Gasp che Roma: più "senza" che "con", ma primi
Fra condizioni dell’attacco e lacune in rosa, la vetta prima di ogni sosta assume i contorni dell’impresa
(GETTY IMAGES)
Serietà prima di tutto. Esattamente come la Roma, che guarda tutti dall’alto rendendo la virtù in questione un proprio tratto distintivo. Anche una preposizione però può fare la differenza: questa squadra prima non lo è in tutto per il dato riguardante l’attacco, ancora avaro di gol nonostante la vetta e molto distante dalla coinquilina all’attico della classifica. Ma è un elemento che impreziosisce l’impresa, più che attenuarla. Perché di impresa si tratta, se reiterata prima di ogni sosta e mai prevista: né dalle griglie di partenza prestagionali, né dalle attuali previsioni della critica.
Fateci caso: i media continuano a concedere scarso credito a questa squadra, mentre man mano che i turni scorrono, spetta agli avversari che la affrontano riconoscerne potenzialità forse ancora inesplorate. D’altra parte dopo l’undicesima giornata il torneo è vicino a un terzo del suo svolgimento e nulla può essere soltanto frutto del caso. Senza dubbio non lo sono i numeri: se la Roma è nona in Serie A per numero di gol fatti, può però vantare la difesa meno battuta dei primi cinque campionati d’Europa (insieme all’Arsenal) con appena cinque reti incassate. Attributo caratteristico delle squadre vincenti: negli ultimi venti anni la squadra campione d’Italia è stata per ben 18 volte quella che ha subito meno gol. Le obiezioni sono arcinote: si tratta di un dato ancora troppo parziale; non è affatto scontato che le proiezioni finali rispecchino l’andamento di questa fase; e via discorrendo. Ma è mera cronaca, senza alcun corollario dettato da voli pindarici.
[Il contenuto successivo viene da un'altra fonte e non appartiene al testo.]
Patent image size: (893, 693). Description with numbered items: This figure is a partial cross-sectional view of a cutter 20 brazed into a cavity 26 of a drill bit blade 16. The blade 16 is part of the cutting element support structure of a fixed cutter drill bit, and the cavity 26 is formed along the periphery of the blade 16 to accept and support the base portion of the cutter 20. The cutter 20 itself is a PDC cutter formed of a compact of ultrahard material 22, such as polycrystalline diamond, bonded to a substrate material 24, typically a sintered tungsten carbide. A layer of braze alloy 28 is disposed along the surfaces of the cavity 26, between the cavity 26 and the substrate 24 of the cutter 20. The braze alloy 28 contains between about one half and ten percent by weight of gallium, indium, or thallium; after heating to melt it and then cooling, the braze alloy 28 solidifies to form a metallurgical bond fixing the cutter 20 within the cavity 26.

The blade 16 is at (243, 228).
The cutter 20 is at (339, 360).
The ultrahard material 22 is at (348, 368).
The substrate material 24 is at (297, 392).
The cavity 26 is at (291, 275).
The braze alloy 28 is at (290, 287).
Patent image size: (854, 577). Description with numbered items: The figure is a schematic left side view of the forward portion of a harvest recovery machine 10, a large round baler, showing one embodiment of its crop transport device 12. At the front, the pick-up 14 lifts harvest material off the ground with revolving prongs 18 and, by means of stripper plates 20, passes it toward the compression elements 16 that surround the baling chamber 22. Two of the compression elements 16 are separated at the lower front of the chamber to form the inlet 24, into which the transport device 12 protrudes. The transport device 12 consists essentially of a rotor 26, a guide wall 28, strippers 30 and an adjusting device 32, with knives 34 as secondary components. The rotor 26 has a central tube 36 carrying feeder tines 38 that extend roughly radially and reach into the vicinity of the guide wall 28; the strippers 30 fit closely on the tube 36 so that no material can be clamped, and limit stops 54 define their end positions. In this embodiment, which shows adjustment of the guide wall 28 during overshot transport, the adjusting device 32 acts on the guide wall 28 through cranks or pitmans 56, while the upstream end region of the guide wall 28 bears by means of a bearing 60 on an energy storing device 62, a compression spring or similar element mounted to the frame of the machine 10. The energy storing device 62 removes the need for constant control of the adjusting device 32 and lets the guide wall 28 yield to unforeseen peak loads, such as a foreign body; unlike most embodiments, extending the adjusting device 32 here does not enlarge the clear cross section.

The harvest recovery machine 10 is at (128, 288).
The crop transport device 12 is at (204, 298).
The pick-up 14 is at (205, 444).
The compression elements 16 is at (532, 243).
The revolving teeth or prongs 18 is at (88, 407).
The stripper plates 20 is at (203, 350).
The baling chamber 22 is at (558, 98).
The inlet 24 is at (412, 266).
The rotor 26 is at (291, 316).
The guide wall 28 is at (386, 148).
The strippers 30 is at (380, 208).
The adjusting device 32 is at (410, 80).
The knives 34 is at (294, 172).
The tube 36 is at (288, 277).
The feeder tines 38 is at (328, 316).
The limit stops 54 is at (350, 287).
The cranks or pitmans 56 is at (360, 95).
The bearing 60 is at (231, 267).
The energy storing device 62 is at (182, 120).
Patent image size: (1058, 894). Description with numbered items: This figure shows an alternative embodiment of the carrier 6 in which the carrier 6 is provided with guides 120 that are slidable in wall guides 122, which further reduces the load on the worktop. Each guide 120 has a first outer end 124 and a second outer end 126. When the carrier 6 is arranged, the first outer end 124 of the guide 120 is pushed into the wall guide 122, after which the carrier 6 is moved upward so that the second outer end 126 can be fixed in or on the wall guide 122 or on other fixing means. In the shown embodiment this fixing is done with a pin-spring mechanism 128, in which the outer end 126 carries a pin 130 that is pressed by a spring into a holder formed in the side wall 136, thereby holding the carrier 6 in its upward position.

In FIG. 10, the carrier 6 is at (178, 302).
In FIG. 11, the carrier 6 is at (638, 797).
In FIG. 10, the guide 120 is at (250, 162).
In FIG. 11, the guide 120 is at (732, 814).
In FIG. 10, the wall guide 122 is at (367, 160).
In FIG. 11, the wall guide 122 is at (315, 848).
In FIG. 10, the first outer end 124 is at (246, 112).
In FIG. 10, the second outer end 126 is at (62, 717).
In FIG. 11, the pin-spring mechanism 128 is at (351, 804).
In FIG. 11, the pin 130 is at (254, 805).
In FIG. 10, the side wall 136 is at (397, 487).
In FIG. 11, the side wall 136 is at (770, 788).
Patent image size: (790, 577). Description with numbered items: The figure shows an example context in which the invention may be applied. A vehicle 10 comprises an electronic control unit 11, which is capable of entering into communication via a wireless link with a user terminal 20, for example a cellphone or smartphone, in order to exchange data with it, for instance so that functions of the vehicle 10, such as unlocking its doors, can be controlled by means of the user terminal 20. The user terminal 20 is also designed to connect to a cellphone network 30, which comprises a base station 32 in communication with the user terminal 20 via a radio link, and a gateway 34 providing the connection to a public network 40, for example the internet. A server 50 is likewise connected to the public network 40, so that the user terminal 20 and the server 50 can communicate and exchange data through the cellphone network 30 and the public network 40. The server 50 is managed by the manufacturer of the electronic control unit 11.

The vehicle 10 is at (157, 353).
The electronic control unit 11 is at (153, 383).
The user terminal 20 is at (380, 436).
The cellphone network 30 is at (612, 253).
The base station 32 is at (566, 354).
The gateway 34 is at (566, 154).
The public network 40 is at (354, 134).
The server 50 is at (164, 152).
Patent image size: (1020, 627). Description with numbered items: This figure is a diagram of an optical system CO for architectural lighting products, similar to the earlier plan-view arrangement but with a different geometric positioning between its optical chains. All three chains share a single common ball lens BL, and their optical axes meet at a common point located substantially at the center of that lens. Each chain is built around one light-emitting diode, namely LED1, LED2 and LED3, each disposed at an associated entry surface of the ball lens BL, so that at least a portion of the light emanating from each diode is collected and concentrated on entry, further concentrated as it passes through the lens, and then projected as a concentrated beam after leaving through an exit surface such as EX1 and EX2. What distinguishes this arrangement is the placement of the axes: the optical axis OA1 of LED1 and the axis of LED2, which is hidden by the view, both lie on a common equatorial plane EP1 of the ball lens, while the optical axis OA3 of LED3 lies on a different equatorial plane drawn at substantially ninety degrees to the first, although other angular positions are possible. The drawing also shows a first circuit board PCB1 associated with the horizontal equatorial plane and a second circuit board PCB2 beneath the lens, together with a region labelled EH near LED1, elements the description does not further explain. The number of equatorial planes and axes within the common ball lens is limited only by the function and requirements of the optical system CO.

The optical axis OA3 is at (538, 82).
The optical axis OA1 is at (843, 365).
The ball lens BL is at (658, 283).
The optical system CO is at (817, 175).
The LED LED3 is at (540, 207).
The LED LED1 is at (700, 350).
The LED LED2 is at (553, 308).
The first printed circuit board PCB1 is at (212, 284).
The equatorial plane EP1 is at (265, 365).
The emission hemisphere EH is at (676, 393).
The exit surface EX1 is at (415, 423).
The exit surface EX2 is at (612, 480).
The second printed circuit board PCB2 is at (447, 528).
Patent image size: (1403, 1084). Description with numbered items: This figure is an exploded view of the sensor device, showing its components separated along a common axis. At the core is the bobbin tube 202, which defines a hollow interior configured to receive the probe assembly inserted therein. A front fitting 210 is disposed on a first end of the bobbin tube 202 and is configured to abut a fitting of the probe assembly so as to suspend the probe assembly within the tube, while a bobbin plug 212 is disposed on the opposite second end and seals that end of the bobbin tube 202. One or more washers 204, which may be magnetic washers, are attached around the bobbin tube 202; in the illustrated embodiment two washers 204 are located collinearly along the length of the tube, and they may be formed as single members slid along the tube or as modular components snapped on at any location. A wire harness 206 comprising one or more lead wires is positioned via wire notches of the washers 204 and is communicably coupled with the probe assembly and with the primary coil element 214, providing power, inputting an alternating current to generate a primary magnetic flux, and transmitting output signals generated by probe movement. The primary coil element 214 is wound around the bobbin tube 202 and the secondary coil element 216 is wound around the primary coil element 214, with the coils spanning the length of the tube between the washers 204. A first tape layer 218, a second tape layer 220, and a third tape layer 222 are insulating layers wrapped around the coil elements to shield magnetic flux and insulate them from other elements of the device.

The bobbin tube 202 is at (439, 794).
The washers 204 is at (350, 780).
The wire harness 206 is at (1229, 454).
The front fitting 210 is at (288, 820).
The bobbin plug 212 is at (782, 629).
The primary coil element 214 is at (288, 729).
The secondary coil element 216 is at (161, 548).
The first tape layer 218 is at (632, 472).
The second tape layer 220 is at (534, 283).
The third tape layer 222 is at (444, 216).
Eppure la tendenza è sempre stata chiara, perfino fuori dai confini nazionali. «L’attacco vince le partite, la difesa i campionati», asseriva in ossequio al più spinto pragmatismo Sir Alex Ferguson, uno che in fatto di titoli portati a casa qualcosa ne sa.
Gasperini ha invece capovolto le attitudini dei tempi di Bergamo, quando finiva spesso con la fase realizzativa più prolifica per distacco, ma concedendo tanto agli avversari. «Devo uscire fuori dalla mia comfort zone», è stata una delle sue prime dichiarazioni d’intenti una volta approdato nella Capitale. Detto fatto. Da queste parti finora ha dovuto convivere più con i “senza” che con i “con”. Senza un bomber (almeno per il momento); senza l’esterno d’attacco chiesto sul mercato (Sancho); senza quello arrivato dal mercato (Bailey, più in infermeria che in campo); da tempo senza l’esterno sinistro a tutta fascia designato come titolare (Angeliño, fuori da oltre un mese); a lungo senza Dybala; e ora anche senza i due centravanti in rosa, entrambi out. Certo, col miglior portiere del campionato e con una serie di buoni giocatori, che però costituivano già l’ossatura della squadra (Wesley è l’unico nuovo innesto in pianta stabile nella formazione titolare), eppure nelle ultime stagioni dalle parti della vetta non si erano mai nemmeno affacciati. All’undicesima giornata, la Roma mancava dal primo posto dal 2013-14. Undici anni fa. Una vita.
Allora come si spiega quanto sta accadendo in questa fase? Non è un miracolo. È “soltanto” (si fa per dire) serietà, applicazione nel lavoro, fiducia nei dettami del tecnico che evidentemente ha convinto il gruppo a seguirlo senza esitazioni. Le stesse (poche) sconfitte non sono certo figlie del pressappochismo, e almeno con le milanesi la Roma è uscita dal campo con accresciuta consapevolezza nei propri mezzi. I volti simbolo di questa presa di coscienza non possono che essere quelli di Mancini e Celik (che non a caso hanno confezionato il gol probabilmente più gasperiniano del periodo): il primo emblema di grinta e forza di volontà già prima dell’avvento di Gasp, ma ora fra i primissimi difensori in Italia. Il secondo archetipo della folta schiera dei rigenerati: dai margini ai riflettori, da oggetti quasi indesiderati a protagonisti. La chiave è nella dedizione, nell’impegno, nella serietà appunto. E in quel signore che dall’estate occupa la panchina.